An 8-year-old girl was admitted with a 4-year history of occasional bloody stools. Colonoscopy revealed profuse colorectal polyposis (Fig. 1). Pathological assessment confirmed well-differentiated adenocarcinoma in adenoma in 4/14 resected adenomatous polyps. The histological diagnosis was intramucosal adenocarcinoma (pTis) in adenoma. Upper gastrointestinal endoscopy and contrast computed tomography (CT) showed no extra-colorectal lesions associated with FAP and no metastatic lesions. There was no family history of colorectal polyposis. Colonoscopies confirmed that neither her parents nor her younger brother had colorectal polyposis.
Laparoscopy-assisted proctocolectomy was performed in the lithotomy position by a simultaneous abdominal and anal approach.
Abdominal approach: An umbilical incision was made, and mesentery from the terminal ileum to the sigmoid colon was dissected just proximal to the marginal vessels (D1 lymph node resection). The mesentery from the sigmoid colon to the rectum below the peritoneal reflection was laparoscopically dissected. After the transection of sigmoid colon with a linear cutting stapler, the colon from cecum to sigmoid was extracted from the umbilical incision.
Anal approach: To completely resect the rectal mucosa, excision was commenced just distal to the dentate line (Fig. 2A). Endorectal resection of the mucosa and submucosa was performed as in a Soave endorectal pull-through procedure for Hirschsprung’s disease (Fig. 2B). After the mucosal resection up to the peritoneal reflection level, an inverted muscular cuff was cut circumferentially. After the remaining sigmoid colon and rectum was extracted from the anus, the terminal ileum was pulled through the muscular cuff and anastomosed to the anal canal. Operative time was 264 min, blood loss was 55 mL, and there were no operative complications.
Tubular adenomas were found in the entire colon and well-differentiated tubular adenocarcinomas (tub1) (Fig. 3A, B) were detected in four sections of the rectum. All the carcinomas were classified as pTis (M) as well as in the polypectomy specimen. Histopathology revealed multiple adenomatous polyps and scattered highly atypical or adenocarcinoma components in the adenomatous polyps and the non-polypoid mucosal lesions (Fig. 3C). Stratified squamous epithelium covered the entire circumference of the distal resection margin (Fig. 3D). No metastases were observed in the peri-colorectal lymph nodes.

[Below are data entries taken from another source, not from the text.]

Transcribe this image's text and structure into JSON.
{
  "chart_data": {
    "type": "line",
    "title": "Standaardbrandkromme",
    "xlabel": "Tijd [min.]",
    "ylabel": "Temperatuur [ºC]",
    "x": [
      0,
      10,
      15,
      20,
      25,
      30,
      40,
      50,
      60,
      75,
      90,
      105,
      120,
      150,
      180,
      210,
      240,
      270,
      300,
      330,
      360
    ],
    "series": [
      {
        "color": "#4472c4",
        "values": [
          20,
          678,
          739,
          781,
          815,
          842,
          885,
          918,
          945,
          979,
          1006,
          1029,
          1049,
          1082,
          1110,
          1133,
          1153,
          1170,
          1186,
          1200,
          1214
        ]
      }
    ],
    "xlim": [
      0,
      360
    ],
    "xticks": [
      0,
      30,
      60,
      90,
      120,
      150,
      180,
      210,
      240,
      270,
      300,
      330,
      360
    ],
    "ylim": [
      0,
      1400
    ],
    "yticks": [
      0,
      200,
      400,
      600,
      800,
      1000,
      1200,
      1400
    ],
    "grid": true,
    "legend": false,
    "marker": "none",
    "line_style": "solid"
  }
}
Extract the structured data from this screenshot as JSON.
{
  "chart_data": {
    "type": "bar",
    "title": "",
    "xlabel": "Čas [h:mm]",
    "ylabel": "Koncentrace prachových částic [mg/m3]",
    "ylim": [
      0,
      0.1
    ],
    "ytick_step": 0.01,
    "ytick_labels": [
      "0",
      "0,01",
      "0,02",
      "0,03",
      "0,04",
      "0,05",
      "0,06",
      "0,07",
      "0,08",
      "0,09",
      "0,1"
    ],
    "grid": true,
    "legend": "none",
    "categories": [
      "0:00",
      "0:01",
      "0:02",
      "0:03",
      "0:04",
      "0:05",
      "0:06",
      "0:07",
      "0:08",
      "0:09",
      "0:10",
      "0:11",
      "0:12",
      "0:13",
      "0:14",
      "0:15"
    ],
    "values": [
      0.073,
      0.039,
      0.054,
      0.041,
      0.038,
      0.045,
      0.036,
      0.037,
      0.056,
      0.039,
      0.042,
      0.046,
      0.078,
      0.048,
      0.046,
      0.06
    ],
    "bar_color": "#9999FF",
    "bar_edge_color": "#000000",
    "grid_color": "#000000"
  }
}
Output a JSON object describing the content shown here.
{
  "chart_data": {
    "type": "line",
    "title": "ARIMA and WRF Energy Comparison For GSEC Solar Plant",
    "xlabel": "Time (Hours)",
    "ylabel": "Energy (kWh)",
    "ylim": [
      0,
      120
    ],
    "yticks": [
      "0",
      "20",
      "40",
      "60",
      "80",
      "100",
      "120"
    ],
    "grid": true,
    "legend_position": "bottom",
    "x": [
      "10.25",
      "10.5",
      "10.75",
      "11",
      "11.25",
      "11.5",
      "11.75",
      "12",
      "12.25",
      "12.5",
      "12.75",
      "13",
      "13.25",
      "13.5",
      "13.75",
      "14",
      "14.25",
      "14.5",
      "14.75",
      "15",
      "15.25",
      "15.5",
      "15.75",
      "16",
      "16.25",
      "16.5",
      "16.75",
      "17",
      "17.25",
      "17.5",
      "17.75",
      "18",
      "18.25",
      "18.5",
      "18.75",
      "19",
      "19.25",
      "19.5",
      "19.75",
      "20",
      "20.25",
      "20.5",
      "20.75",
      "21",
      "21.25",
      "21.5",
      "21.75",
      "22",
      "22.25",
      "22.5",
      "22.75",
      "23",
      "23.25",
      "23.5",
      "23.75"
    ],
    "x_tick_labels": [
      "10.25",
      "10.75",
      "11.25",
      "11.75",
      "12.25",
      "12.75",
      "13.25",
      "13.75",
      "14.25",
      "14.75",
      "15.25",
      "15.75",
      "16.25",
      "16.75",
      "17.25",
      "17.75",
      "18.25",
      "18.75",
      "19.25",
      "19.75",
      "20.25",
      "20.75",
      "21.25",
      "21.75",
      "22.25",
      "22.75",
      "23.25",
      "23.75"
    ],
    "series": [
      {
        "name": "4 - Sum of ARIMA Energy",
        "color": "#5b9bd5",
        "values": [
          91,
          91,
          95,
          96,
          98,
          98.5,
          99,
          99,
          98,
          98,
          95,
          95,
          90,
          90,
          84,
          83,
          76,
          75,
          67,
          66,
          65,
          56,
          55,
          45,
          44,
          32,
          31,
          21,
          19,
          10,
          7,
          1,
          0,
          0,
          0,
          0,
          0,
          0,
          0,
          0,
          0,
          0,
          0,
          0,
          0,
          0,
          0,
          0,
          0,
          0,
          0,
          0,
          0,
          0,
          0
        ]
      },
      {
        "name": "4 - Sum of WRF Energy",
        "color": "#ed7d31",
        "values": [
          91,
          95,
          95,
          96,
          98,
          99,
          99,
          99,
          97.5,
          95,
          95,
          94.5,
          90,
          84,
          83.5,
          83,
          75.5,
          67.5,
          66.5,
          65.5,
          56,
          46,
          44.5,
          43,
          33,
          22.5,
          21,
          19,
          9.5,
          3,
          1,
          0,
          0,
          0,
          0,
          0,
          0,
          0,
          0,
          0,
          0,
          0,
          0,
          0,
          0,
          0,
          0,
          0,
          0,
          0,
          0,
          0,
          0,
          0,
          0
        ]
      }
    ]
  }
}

After genetic counseling, the patient and her parents underwent genetic testing. Polymerase chain reaction (PCR)-direct sequencing of the entire coding region and the exon–intron junctions, and real-time PCR of DNA extracted from blood cells, revealed no mutations of either APC or MUTYH. No deletions or duplications of APC, MUTYH and GREM1 genes were found using multiplex ligation-dependent probe amplification (MLPA) (SALSA MLPA probemix P043-E1; MRC, Amsterdam, The Netherlands). No translocation or inversion of these genes was confirmed by G-banding analysis. Although next-generation target resequencing using a panel of 94 cancer related genes (TruSight cancer panel, Illumina Japan, Tokyo, Japan) was performed to explore the hereditary component associated with polyposis syndromes including APC, MUTYH, BMPRA1, SMAD4 and PTEN genes, no mutations were detected. Multi-gene panel sequencing using MHCRCv3 to detect hereditary colorectal cancer-related genes, including MLH1, PMS2, MSH2, MSH6, EPCAM, MSH3, MBD4, APC, MUTYH, NTHL1, POLD1, POLE, and TP53 was conducted, using the method described by Makabe et al. . Trio-whole exome sequencing was performed using SureSelect Clinical Research Exome (Agilent Technologies Japan, Ltd.). However, no candidate pathogenic variants were detected in de novo dominant or autosomal recessive model, nor pathogenic variants on highly scored-polyposis related genes in GeneCards website. Somatic mutation of APC was not detected in 4 polyps by loss of heterozygosity analysis at a single nucleotide polymorphism in intron 14 (rs1217729675).
Postoperative clinical course
Complete resection was achieved, so no additional adjuvant chemotherapy was administered. Surveillance endoscopy and contrast CT were performed yearly for detection of extra-colorectal lesions and residual rectal carcinoma. The patient has remained disease-free for 5 years. Currently, the patient is on loperamide and passes stool 5 times/day without any soiling.